As shown in the analysis (see link above), WEN has some concerns about the failure of the applicants to properly respond to many of the guidelines and goals of the West End Community Plan.

The staff report was published only today, July 20, so it will take some time to review it and determine if staff have addressed any key flaws.

But in crucial places, the staff write: “The application is generally in line with the West End Community Plan…” “The application generally meets the intents and regulations of the C-5A zoning, except for height and the areas noted below.” “This application has generally addressed the applicable policies…”

“Generally” is an ambiguous word. It could be interpreted as meaning “not” or “does not.” So a detailed review of this entire report is required.

Does the application comply with the West End Community Plan or not?

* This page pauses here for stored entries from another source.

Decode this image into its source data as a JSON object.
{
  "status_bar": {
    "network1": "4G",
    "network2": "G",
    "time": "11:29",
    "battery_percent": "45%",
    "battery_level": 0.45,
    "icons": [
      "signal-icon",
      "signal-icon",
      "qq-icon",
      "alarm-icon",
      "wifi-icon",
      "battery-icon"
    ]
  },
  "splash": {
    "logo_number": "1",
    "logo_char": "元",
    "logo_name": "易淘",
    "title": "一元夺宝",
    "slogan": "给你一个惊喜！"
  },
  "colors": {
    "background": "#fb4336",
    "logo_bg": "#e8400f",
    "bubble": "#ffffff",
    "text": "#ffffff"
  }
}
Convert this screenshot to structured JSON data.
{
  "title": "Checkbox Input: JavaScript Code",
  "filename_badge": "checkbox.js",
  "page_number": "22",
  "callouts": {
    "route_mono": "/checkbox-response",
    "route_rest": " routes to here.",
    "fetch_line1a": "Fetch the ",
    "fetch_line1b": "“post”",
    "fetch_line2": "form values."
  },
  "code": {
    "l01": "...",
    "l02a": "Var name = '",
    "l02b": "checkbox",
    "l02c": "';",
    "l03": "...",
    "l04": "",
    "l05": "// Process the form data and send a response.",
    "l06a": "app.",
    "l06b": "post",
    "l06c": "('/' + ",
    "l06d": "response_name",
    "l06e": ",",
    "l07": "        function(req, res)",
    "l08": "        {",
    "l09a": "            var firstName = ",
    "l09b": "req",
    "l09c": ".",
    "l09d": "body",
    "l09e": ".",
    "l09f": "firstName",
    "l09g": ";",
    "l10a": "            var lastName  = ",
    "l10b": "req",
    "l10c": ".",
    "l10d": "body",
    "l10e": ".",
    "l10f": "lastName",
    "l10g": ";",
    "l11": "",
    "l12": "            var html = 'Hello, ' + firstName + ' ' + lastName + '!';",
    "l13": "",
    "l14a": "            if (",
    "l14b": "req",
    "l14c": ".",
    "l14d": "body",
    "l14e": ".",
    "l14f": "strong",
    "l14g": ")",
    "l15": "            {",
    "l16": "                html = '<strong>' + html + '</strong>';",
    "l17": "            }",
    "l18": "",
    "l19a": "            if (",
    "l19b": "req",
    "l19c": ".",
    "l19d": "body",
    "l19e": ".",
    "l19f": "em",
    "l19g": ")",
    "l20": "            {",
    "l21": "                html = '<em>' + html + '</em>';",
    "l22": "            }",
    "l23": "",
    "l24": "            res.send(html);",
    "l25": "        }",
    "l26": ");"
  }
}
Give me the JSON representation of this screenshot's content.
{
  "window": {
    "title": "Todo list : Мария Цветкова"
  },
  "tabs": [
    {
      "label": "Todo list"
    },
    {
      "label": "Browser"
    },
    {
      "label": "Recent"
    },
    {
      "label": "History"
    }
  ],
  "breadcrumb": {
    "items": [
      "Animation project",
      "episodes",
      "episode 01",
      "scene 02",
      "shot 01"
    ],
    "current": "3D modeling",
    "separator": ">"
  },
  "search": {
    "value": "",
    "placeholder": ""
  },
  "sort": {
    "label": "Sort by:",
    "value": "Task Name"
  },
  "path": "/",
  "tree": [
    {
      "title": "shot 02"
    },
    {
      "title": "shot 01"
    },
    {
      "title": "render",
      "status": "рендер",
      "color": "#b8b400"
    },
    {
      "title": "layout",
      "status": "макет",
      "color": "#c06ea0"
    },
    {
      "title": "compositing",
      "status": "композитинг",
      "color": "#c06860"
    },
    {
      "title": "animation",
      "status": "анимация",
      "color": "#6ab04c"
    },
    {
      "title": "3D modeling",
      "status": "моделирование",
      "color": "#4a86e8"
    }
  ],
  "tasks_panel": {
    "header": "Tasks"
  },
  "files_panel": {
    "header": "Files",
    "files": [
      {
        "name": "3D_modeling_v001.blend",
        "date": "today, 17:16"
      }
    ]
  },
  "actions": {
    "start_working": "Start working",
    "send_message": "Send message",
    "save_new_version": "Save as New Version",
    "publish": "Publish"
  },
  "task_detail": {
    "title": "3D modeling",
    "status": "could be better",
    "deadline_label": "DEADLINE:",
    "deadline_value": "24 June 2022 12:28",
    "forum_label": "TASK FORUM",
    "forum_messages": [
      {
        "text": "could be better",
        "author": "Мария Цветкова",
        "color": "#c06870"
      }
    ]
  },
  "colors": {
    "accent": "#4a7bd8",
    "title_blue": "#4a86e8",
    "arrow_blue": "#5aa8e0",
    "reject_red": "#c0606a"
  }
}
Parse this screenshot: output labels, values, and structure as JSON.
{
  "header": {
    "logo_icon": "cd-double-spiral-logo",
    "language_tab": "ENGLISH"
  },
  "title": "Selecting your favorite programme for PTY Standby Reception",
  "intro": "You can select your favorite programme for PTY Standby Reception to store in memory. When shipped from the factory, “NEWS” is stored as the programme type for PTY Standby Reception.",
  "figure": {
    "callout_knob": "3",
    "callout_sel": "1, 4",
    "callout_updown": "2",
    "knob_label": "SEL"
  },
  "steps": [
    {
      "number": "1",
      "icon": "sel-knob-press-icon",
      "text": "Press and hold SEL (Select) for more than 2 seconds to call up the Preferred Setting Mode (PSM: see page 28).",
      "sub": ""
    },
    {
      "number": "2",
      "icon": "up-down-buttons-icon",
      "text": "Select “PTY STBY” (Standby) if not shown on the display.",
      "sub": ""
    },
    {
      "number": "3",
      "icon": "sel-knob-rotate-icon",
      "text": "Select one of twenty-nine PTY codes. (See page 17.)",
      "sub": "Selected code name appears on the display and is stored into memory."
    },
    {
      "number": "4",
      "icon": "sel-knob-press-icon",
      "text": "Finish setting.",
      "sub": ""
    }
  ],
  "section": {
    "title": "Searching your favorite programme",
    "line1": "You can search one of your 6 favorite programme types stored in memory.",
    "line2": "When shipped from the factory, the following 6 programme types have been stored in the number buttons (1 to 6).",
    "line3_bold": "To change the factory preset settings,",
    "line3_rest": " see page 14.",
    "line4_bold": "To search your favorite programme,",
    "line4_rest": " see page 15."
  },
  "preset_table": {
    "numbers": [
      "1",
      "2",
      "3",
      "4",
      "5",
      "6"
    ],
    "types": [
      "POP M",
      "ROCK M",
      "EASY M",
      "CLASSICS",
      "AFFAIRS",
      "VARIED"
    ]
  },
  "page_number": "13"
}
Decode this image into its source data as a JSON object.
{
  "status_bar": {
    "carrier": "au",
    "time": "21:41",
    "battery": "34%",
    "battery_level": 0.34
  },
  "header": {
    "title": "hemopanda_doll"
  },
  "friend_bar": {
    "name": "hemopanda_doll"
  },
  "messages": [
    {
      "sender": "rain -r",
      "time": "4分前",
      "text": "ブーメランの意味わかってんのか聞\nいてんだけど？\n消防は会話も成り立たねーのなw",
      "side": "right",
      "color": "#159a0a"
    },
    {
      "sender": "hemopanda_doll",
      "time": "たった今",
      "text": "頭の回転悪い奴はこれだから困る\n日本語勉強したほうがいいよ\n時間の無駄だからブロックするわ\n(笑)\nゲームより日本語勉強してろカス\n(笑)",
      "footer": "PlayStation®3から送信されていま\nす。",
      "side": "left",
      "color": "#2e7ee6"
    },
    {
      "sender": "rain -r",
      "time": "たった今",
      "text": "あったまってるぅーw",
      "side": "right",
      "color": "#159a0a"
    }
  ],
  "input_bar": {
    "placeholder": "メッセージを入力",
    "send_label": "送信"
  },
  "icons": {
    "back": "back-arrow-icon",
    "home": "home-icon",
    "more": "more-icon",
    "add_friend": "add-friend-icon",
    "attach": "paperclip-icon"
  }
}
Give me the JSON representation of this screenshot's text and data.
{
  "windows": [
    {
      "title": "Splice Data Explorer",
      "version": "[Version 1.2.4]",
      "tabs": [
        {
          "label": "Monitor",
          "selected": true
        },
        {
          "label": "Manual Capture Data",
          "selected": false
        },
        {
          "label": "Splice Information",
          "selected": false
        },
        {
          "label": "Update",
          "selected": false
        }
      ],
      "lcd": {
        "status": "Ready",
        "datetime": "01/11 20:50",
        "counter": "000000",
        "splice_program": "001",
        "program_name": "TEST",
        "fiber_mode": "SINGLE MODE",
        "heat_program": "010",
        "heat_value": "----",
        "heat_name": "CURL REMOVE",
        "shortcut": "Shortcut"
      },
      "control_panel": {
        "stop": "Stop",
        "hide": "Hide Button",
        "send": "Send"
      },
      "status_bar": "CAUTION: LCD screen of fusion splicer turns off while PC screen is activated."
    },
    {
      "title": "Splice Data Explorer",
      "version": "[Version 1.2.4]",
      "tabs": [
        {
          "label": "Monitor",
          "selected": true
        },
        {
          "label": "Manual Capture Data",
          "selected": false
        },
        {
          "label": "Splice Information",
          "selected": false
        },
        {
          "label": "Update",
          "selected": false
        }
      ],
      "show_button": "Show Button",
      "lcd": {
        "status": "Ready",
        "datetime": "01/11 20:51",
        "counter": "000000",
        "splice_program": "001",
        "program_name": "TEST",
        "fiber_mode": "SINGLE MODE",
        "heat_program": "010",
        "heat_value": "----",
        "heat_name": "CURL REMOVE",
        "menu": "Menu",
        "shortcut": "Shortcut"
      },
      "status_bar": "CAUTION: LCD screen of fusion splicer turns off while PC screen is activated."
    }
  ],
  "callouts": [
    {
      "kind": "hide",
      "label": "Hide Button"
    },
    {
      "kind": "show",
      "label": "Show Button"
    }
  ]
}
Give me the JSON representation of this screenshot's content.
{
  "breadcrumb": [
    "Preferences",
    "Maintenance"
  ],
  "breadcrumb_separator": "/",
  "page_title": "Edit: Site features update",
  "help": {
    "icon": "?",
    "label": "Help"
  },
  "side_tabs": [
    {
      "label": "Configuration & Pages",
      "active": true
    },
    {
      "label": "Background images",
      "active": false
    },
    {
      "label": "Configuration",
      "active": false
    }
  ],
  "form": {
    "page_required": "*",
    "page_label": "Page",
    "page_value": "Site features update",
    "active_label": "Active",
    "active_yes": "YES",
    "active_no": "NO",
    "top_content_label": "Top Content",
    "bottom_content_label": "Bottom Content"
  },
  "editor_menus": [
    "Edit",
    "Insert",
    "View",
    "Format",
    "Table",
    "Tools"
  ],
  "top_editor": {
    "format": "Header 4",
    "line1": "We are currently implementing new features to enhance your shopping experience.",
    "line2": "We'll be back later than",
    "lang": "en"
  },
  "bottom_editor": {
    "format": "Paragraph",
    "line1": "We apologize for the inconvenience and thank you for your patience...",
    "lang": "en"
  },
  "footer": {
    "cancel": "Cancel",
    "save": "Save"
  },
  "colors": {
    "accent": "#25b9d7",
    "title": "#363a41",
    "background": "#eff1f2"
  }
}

In many areas, it does not. How did the application get this far in the process? What is the message to:

  • Residents of the West End, who participated in the community planning process in good faith and need to know that the consultation processes have integrity?
  • City staff, who are expected to review future development applications? If specific guidelines and objectives are relaxed on this project, what is the precedent and message for staff reviewing future applications?
  • Developers, who may get the impression that community plans do not require respect?
  • Other neighbourhoods, which are invited by the City to participate in community planning consultations, and participate in good faith?

We also wonder about irregular behaviour of the Urban Design Panel, which “supported” this application on March 19, 2016. This is an advisory body for City Council and its support is a crucial factor in any major development application. It has 13 members, and five were absent that day. The minutes show that the UDP experts had failed to address many of the issues that we have pointed out in our May 1 post. On top of that though eight members were present, only five voted, and all five voted to “support” the application. But three members did not vote, and there is no public explanation why. In effect, only five of 13 members (38%) actually supported the application, but the way it turns out, the UDP could claim the application had “unanimous” support. What is the back story here, and what does this say about the integrity of the UDP?

The DPB meeting was originally scheduled for May 16, but that meeting was abruptly cancelled, with no reason provided publicly. (The next four DPB meetings were also cancelled.) Some citizens had complained that the March 19 UDP meeting report had not yet been published before the May 16 meeting, putting the public at a disadvantage in preparing their comments to the DPB.

Will the DPB address the many contradictions between the application and the West End Community Plan? Will it require the applicants to make changes? The community’s trust in the community planning process could be at stake.

When City Council does a community planning process and “pre-zones” huge tracts of land, eliminating further need for rezoning public hearings, it is important that the implementation of the community plan through the Development Permit Board has integrity.

The City appears to be providing many design relaxations in consideration that this project will create “secured market rental” units. But how many urban design values can be written off for that purpose? And some developers circumvent rent increase controls using fixed-term leases, with the result that rents in the new buildings quickly rise as high as the market will bear, after the first year.

Will the DPB consider imposing a prohibition on the use of fixed term leases now that that tactic has been exposed?  See a recent article  (Business in Vancouver)  about how new rental towers use “controversial fixed-term lease agreements” to increase the rents after just one year.